This connects to Gemini, sends a text message, prints the streamed response, and waits for the session to end. For audio, replace send_text() with send_audio() and add an on_audio callback.

The Live Builder

Live::builder() returns a chainable builder that configures the entire session. Here is the full chain with all major options:

let handle = Live::builder()
    // Model and voice
    .model(GeminiModel::Gemini2_5FlashNativeAudio)
    .voice(Voice::Kore)
    .temperature(0.7)
    .instruction("You are a restaurant order assistant.")

    // Tools (auto-dispatched when model calls them)
    .tools(dispatcher)

    // Audio/transcription config
    .transcription(true, true)   // input, output
    .affective_dialog(true)      // emotionally expressive responses

    // Server-side VAD
    .vad(AutomaticActivityDetection::default())

    // Session lifecycle
    .session_resume(true)
    .context_compression(4000, 2000)  // trigger_tokens, target_tokens

    // Greeting (model speaks first)
    .greeting("Greet the customer and ask what they'd like to order.")

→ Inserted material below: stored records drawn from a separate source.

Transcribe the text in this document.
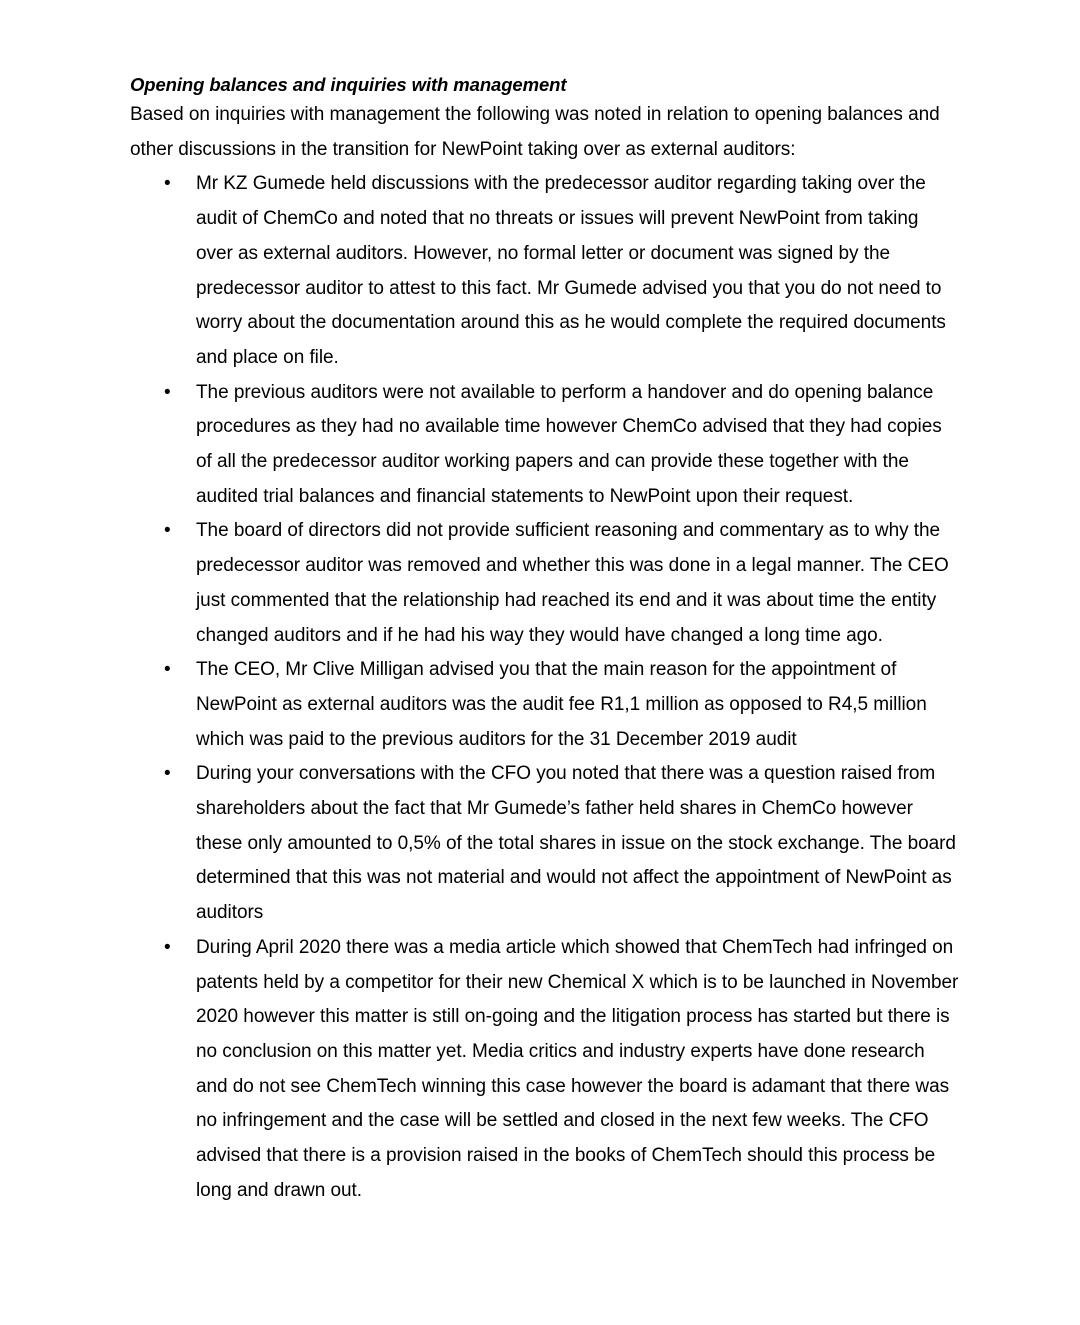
Opening balances and inquiries with management

Based on inquiries with management the following was noted in relation to opening balances and other discussions in the transition for NewPoint taking over as external auditors:

• Mr KZ Gumede held discussions with the predecessor auditor regarding taking over the audit of ChemCo and noted that no threats or issues will prevent NewPoint from taking over as external auditors. However, no formal letter or document was signed by the predecessor auditor to attest to this fact. Mr Gumede advised you that you do not need to worry about the documentation around this as he would complete the required documents and place on file.
• The previous auditors were not available to perform a handover and do opening balance procedures as they had no available time however ChemCo advised that they had copies of all the predecessor auditor working papers and can provide these together with the audited trial balances and financial statements to NewPoint upon their request.
• The board of directors did not provide sufficient reasoning and commentary as to why the predecessor auditor was removed and whether this was done in a legal manner. The CEO just commented that the relationship had reached its end and it was about time the entity changed auditors and if he had his way they would have changed a long time ago.
• The CEO, Mr Clive Milligan advised you that the main reason for the appointment of NewPoint as external auditors was the audit fee R1,1 million as opposed to R4,5 million which was paid to the previous auditors for the 31 December 2019 audit
• During your conversations with the CFO you noted that there was a question raised from shareholders about the fact that Mr Gumede’s father held shares in ChemCo however these only amounted to 0,5% of the total shares in issue on the stock exchange. The board determined that this was not material and would not affect the appointment of NewPoint as auditors
• During April 2020 there was a media article which showed that ChemTech had infringed on patents held by a competitor for their new Chemical X which is to be launched in November 2020 however this matter is still on-going and the litigation process has started but there is no conclusion on this matter yet. Media critics and industry experts have done research and do not see ChemTech winning this case however the board is adamant that there was no infringement and the case will be settled and closed in the next few weeks. The CFO advised that there is a provision raised in the books of ChemTech should this process be long and drawn out.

    // Fast-lane callbacks (sync, <1ms)
    .on_audio(|data| { /* forward to speaker */ })
    .on_text(|t| print!("{t}"))
    .on_input_transcript(|text, _is_final| { /* display what user said */ })
    .on_output_transcript(|text, _is_final| { /* display what model said */ })
    .on_vad_start(|| { /* user started speaking */ })
    .on_vad_end(|| { /* user stopped speaking */ })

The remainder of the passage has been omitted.